Pour ajouter une touche d'horreur plus étrange, Justin Long et Christian Long écrivent et réalisent le quatrième segment, « Fur Babies ». Le segment pour les malades, « Fur Babies », suit un propriétaire de garderie pour chiens dérangé qui va rendre les invités humains indésirables obéissants en les ramenant à leur nature la plus animale.
Tout ce qui serait plus gâché dans ce segment serait un péché. Il est définitivement sur la même longueur d'onde que les projets d'horreur plus extravagants de Long comme Tusk ou Barbarian. Le mélange hilarant et bizarre d'horreur corporelle et de folie à la Texas Chainsaw Massacre ne plaira pas à tout le monde, mais ceux qui connaissent la blague s'amuseront beaucoup.
Le segment le plus attendu de V/H/S/Beyond est le dernier, « Stowaway », réalisé par Kate Siegel et écrit par Mike Flanagan. Ce segment particulier suit un documentariste qui, grâce à une cinématographie floue de style VHS, la plus authentique du film, découvre un vaisseau spatial extraterrestre et monte à bord. Ce qui suit est une aventure surréaliste, bien que discrète, dans l’inconnu.
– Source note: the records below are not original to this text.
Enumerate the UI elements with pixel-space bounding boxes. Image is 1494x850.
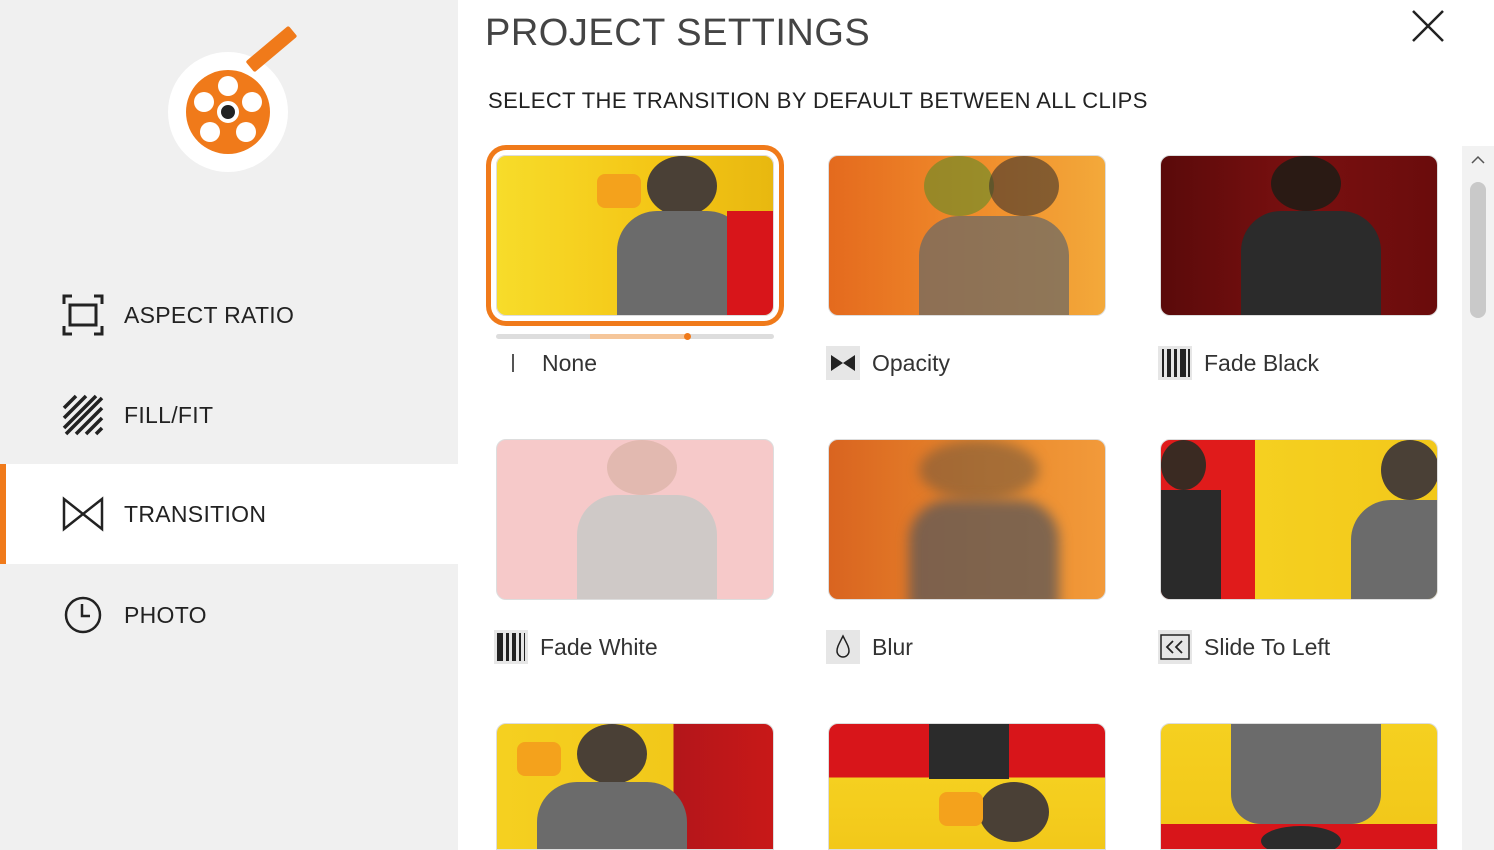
scrollbar-thumb[interactable]: [1470, 182, 1486, 318]
preview-progress: [496, 333, 774, 340]
sidebar-item-label: ASPECT RATIO: [124, 301, 295, 328]
transition-thumbnail-blur[interactable]: [828, 439, 1106, 600]
transition-name: None: [542, 349, 597, 376]
page-title: PROJECT SETTINGS: [485, 12, 871, 54]
fade-white-icon: [494, 630, 528, 664]
transition-label-fade-black[interactable]: Fade Black: [1158, 346, 1319, 380]
transition-thumbnail-row3-1[interactable]: [496, 723, 774, 850]
transition-label-opacity[interactable]: Opacity: [826, 346, 950, 380]
transition-thumbnail-row3-3[interactable]: [1160, 723, 1438, 850]
transition-name: Fade Black: [1204, 349, 1320, 376]
clock-icon: [62, 594, 104, 636]
sidebar-item-transition[interactable]: TRANSITION: [0, 464, 458, 564]
transition-name: Blur: [872, 633, 913, 660]
sidebar-item-aspect-ratio[interactable]: ASPECT RATIO: [0, 265, 458, 365]
slide-left-icon: [1158, 630, 1192, 664]
scrollbar[interactable]: [1462, 146, 1494, 850]
none-icon: [496, 346, 530, 380]
sidebar-item-label: TRANSITION: [124, 500, 267, 527]
opacity-icon: [826, 346, 860, 380]
chevron-up-icon[interactable]: [1470, 152, 1486, 168]
aspect-ratio-icon: [62, 294, 104, 336]
transition-name: Fade White: [540, 633, 658, 660]
transition-label-fade-white[interactable]: Fade White: [494, 630, 658, 664]
transition-thumbnail-fade-white[interactable]: [496, 439, 774, 600]
transition-thumbnail-row3-2[interactable]: [828, 723, 1106, 850]
transition-icon: [62, 493, 104, 535]
transition-name: Slide To Left: [1204, 633, 1331, 660]
fade-black-icon: [1158, 346, 1192, 380]
blur-drop-icon: [826, 630, 860, 664]
sidebar-item-photo[interactable]: PHOTO: [0, 565, 458, 665]
transition-label-blur[interactable]: Blur: [826, 630, 913, 664]
sidebar-item-fill-fit[interactable]: FILL/FIT: [0, 365, 458, 465]
transition-thumbnail-opacity[interactable]: [828, 155, 1106, 316]
close-button[interactable]: [1410, 8, 1446, 44]
pencil-icon: [245, 25, 298, 73]
page-subtitle: SELECT THE TRANSITION BY DEFAULT BETWEEN…: [488, 88, 1148, 113]
transition-thumbnail-slide-to-left[interactable]: [1160, 439, 1438, 600]
sidebar-item-label: PHOTO: [124, 601, 207, 628]
app-logo: [168, 25, 298, 172]
transition-name: Opacity: [872, 349, 950, 376]
film-reel-icon: [186, 70, 270, 154]
close-icon: [1412, 10, 1444, 42]
sidebar: ASPECT RATIO FILL/FIT TRANSITION PHOTO: [0, 0, 458, 850]
transition-thumbnail-fade-black[interactable]: [1160, 155, 1438, 316]
fill-fit-icon: [62, 394, 104, 436]
transition-thumbnail-none[interactable]: [496, 155, 774, 316]
sidebar-item-label: FILL/FIT: [124, 401, 214, 428]
transition-label-none[interactable]: None: [496, 346, 597, 380]
transition-label-slide-to-left[interactable]: Slide To Left: [1158, 630, 1330, 664]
Communiqué principalement par ses visuels, qui sont volontairement difficiles à distinguer par moments, « Stowaway » inspire autant de crainte que d’émerveillement face à l’inconnu. Il s’agit sans aucun doute du segment le mieux conçu de V/H/S/Beyond, conçu pour être revu afin de déchiffrer sa nature la plus ésotérique.
V/H/S/Beyond est un package complet. Non seulement il est « bon pour un film V/H/S », mais il est en fait excellent en soi. Que les anthologies d'horreur soient votre truc ou non (ce ne sont certainement pas mes films d'horreur préférés), il y a ici un sentiment de contrôle de la qualité qui fait de V/H/S/Beyond l'une des rares anthologies d'horreur récentes qu'il est facile de recommander.
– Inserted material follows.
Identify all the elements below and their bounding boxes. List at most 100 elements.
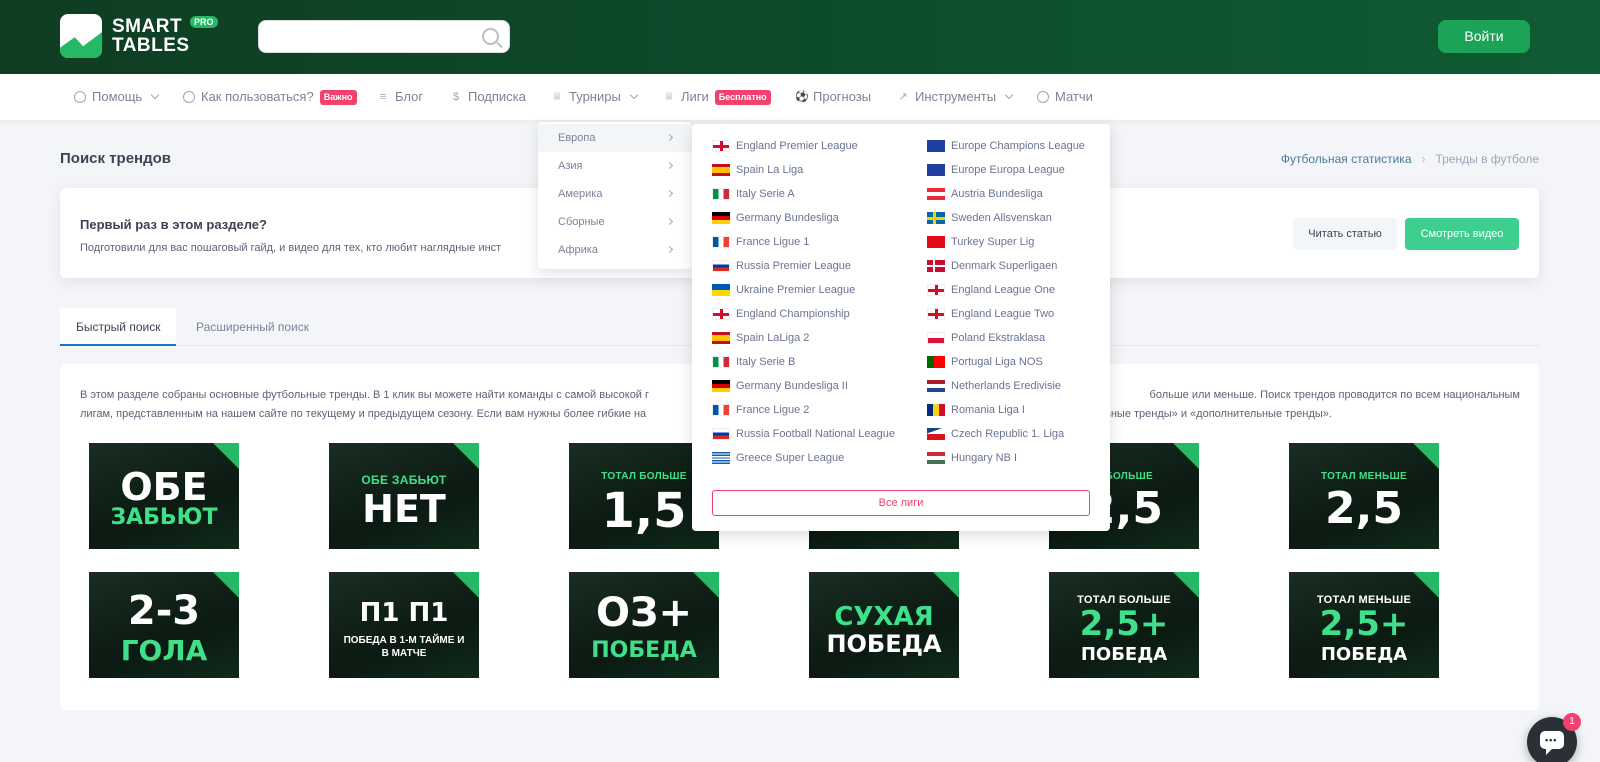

Appelez cela un ajustement du concept, une coïncidence ou une sélection minutieuse de cinéastes, mais V/H/S/Beyond indique que la série a peut-être enfin trouvé la formule secrète pour donner l’impression de regarder une collection de courts métrages d’horreur comme une expérience holistique.
V/H/S/Beyond a été projeté dans le cadre du Fantastic Fest 2024 et diffusé exclusivement sur Shudder le 4 octobre 2024.
V/H/S/Au-delà
7,5/10
Résumé
Appelez cela un ajustement du concept, une coïncidence ou une sélection minutieuse de cinéastes, mais V/H/S/Beyond indique que la série a peut-être enfin trouvé la formule secrète pour donner l’impression de regarder une collection de courts métrages d’horreur comme une expérience holistique.